Mesdames, Messieurs,
Distingués invités, 
Chers participants,

C’est avec un réel plaisir que je prends la parole pour échanger sur le thème : « Bâtir sur la Paix, la Justice et la Réconciliation »

Je salue l’initiative de la Compagnie de Jésus qui a bien voulu nous associer aux travaux de cette conférence qui je suis sûr va nous enrichir aussi. Ma communication va se baser comme il m’a été demandé sur les témoignages à partir des expériences vécues dans mon travail quotidien en rapport avec les Initiatives des Femmes Rwandaises  actrices de la paix.

Le thème qui m’est proposé est judicieux et vient à point nommé. En effet, la plupart des pays africains connaissent actuellement des guerres et conflits divers à travers lesquels un fait commun demeure : les femmes et les enfants sont les plus affectés et les plus meurtris.

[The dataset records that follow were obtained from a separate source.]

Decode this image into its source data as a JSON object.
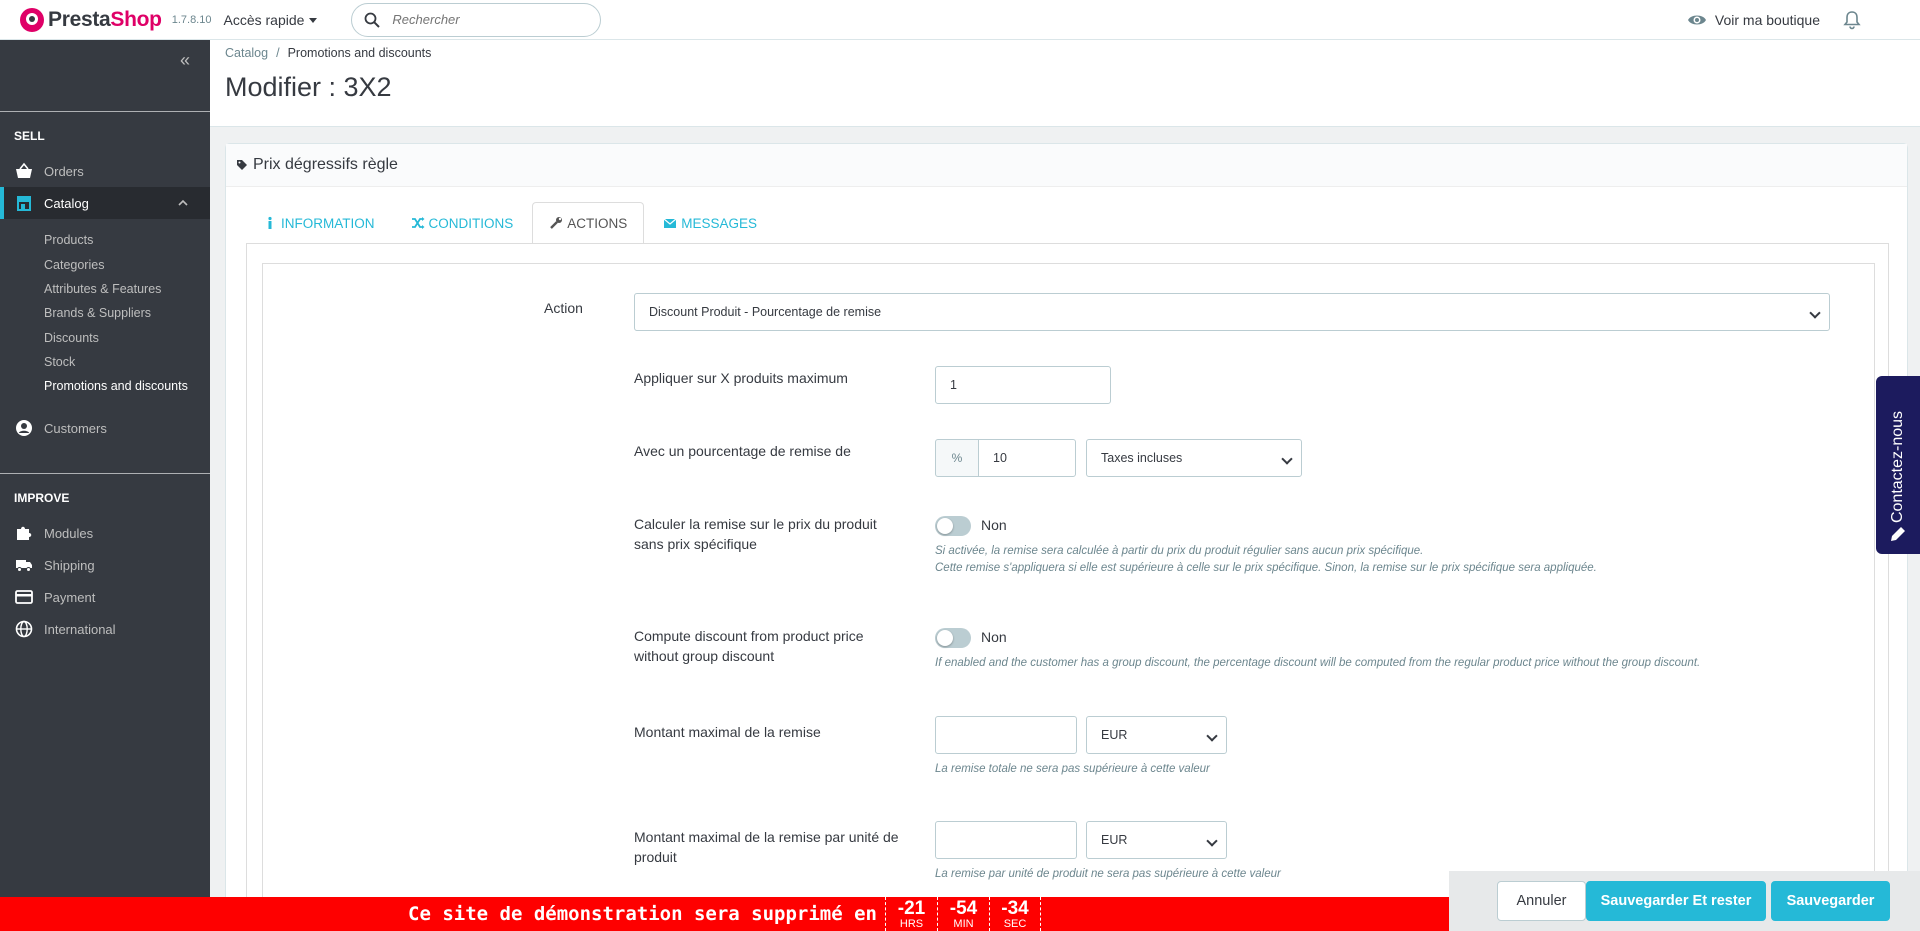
{
  "header": {
    "brand_prefix": "Presta",
    "brand_suffix": "Shop",
    "version": "1.7.8.10",
    "quick_access": "Accès rapide",
    "search_placeholder": "Rechercher",
    "view_shop": "Voir ma boutique"
  },
  "sidebar": {
    "sell_title": "SELL",
    "improve_title": "IMPROVE",
    "orders": "Orders",
    "catalog": "Catalog",
    "catalog_sub": [
      "Products",
      "Categories",
      "Attributes & Features",
      "Brands & Suppliers",
      "Discounts",
      "Stock",
      "Promotions and discounts"
    ],
    "customers": "Customers",
    "modules": "Modules",
    "shipping": "Shipping",
    "payment": "Payment",
    "international": "International"
  },
  "breadcrumb": {
    "parent": "Catalog",
    "separator": "/",
    "current": "Promotions and discounts"
  },
  "page_title": "Modifier : 3X2",
  "panel": {
    "title": "Prix dégressifs règle",
    "tabs": [
      "INFORMATION",
      "CONDITIONS",
      "ACTIONS",
      "MESSAGES"
    ]
  },
  "form": {
    "action_label": "Action",
    "action_value": "Discount Produit - Pourcentage de remise",
    "max_products_label": "Appliquer sur X produits maximum",
    "max_products_value": "1",
    "percent_label": "Avec un pourcentage de remise de",
    "percent_addon": "%",
    "percent_value": "10",
    "tax_value": "Taxes incluses",
    "specific_label": "Calculer la remise sur le prix du produit sans prix spécifique",
    "specific_toggle": "Non",
    "specific_help_1": "Si activée, la remise sera calculée à partir du prix du produit régulier sans aucun prix spécifique.",
    "specific_help_2": "Cette remise s'appliquera si elle est supérieure à celle sur le prix spécifique. Sinon, la remise sur le prix spécifique sera appliquée.",
    "group_label": "Compute discount from product price without group discount",
    "group_toggle": "Non",
    "group_help": "If enabled and the customer has a group discount, the percentage discount will be computed from the regular product price without the group discount.",
    "max_amount_label": "Montant maximal de la remise",
    "max_amount_currency": "EUR",
    "max_amount_help": "La remise totale ne sera pas supérieure à cette valeur",
    "max_unit_label": "Montant maximal de la remise par unité de produit",
    "max_unit_currency": "EUR",
    "max_unit_help": "La remise par unité de produit ne sera pas supérieure à cette valeur"
  },
  "contact": "Contactez-nous",
  "actions": {
    "cancel": "Annuler",
    "save_stay": "Sauvegarder Et rester",
    "save": "Sauvegarder"
  },
  "demo": {
    "text": "Ce site de démonstration sera supprimé en",
    "hours": "-21",
    "hours_unit": "HRS",
    "minutes": "-54",
    "minutes_unit": "MIN",
    "seconds": "-34",
    "seconds_unit": "SEC"
  },
  "colors": {
    "accent": "#25b9d7",
    "brand": "#df0067",
    "sidebar": "#363a41",
    "banner": "#fe0000"
  }
}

En effet, selon la tradition africaine et au Rwanda en particulier, la femme constitue le cœur et le trait d’union entre les familles. Elle est mère, épouse et éducatrice. Elle donne la vie donc elle a le devoir de la protéger.

C’est pourquoi nous, les femmes, sommes interpellées pour bâtir des sociétés paisibles, démocratiques et prospères.

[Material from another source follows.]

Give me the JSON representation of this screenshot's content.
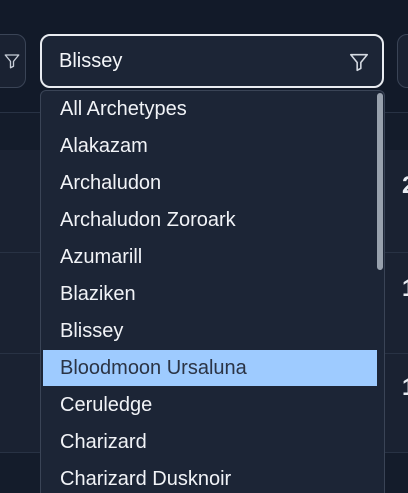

L’organisation que je représente est un Collectif dénommé PRO-FEMMES / TWESE HAMWE regroupant 50 associations rwandaises œuvrant pour la promotion de la femme, la paix et le développement.

La mission du Collectif PRO-FEMMES/TWESE HAMWE est de « contribuer à l’éradication de toute forme de discrimination, la promotion d’un développement humain durable basé sur la vision genre et d’une culture de la paix basée sur la justice sociale, le respect des droits de la personne, la tolérance et la non violence ».

Je vais présenter notre humble contribution à travers les 3 concept : la paix, la justice et la réconciliation.

  • Comment les femmes rwandaises ont contribué à bâtir la paix.

La paix n’est pas seulement l’absence de la guerre mais le bien-être mental, moral et social. A ce sujet le mouvement des Femmes pour la Paix est une approche incontournable car je suis sûre qu’elles détiennent la clé de la pacification, de la réconciliation et de l’éducation pour la nouvelle société. Elles ont joué un rôle primordial basé sur la promotion des valeurs visant à quitter la logique des violences pour une logique de paix.

La culture de la paix constitue une attitude, un comportement, une façon de penser et d’agir dans un monde où cohabitent des multiples cultures, dans un climat de compréhension, de tolérance et de solidarité.

La culture de la paix implique également le partage et l’utilisation des méthodes non violentes pour gérer les conflits, grâce au dialogue et à la recherche d’une solution pacifique ainsi que la concertation. Au Rwanda nous pouvons dire que la valeur de la paix n’est pas quelque chose d’importé, nous avons des indicateurs qui prouvent qu’elle est profondément enracinée dans notre tradition manifestée par la façon de se saluer de se séparer et la valeur Nyampinga attribuée à la femme.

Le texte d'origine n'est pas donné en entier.